The Scripture appointed for the day directs the hearers to focus on God’s action on their behalf. Psalm 28:1–3, 7–11 exults, “The Lord is my strength and my shield, in him my heart trusts,” and “The Lord is the strength of his people.” Isaiah 43:16–21 announces that the Lord who is Creator of all is doing a new thing so that his people might declare his praise. In Philippians 3:8–14 St. Paul counts all as loss for the surpassing worth of knowing Christ Jesus.

The parable seems to be based on the practice of absentee landlords who owned rather large tracts of land in Galilee.
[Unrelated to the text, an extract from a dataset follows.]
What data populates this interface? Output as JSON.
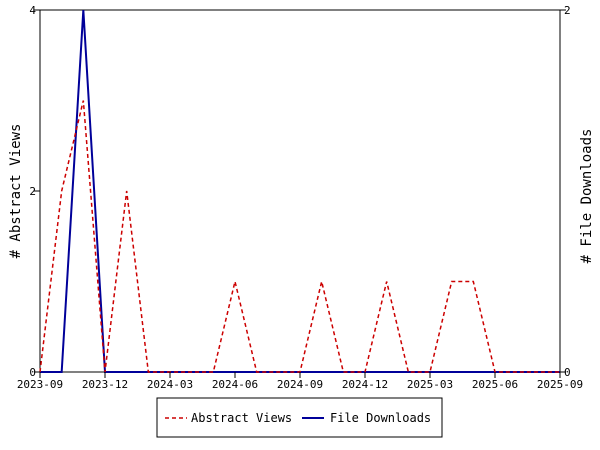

The land was worked by tenant farmers who were periodically visited by the agents of the owner to collect his share of the crops.

The problem of the killing of the son has puzzled many. What would the tenants have gained by killing him except the wrath of the owner? The solution seems to be something like this: when the tenants see the son, they assume that the owner is dead; the heir is coming to claim his inheritance; by killing him the land would become ownerless; the tenants could claim squatters’ rights and press for ownership.

The destructive power of the stone is illuminated by the Talmudic proverb, “Should the stone fall on the jar, woe to the jar! Should the jar fall on the stone, woe to the jar! In either case, woe to the jar!” (Esther Rabbah, 7:10).

During Lent we are brought face-to face with God’s persistent love of the world in the gift of his Son. The story of God’s love affair with the human race is punctuated with man’s rejection and spurning of God’s love. When God sent his Son, he, too, was rejected. In love, God gave him up for us all. In him God’s persistent love triumphed. For his sake, God continues to pursue us with his love in word and sacrament.

This same persistent love which has triumphed in us to make us the people of God by faith in Christ Jesus becomes the power and the motivation for lives which produce the fruit of the vineyard.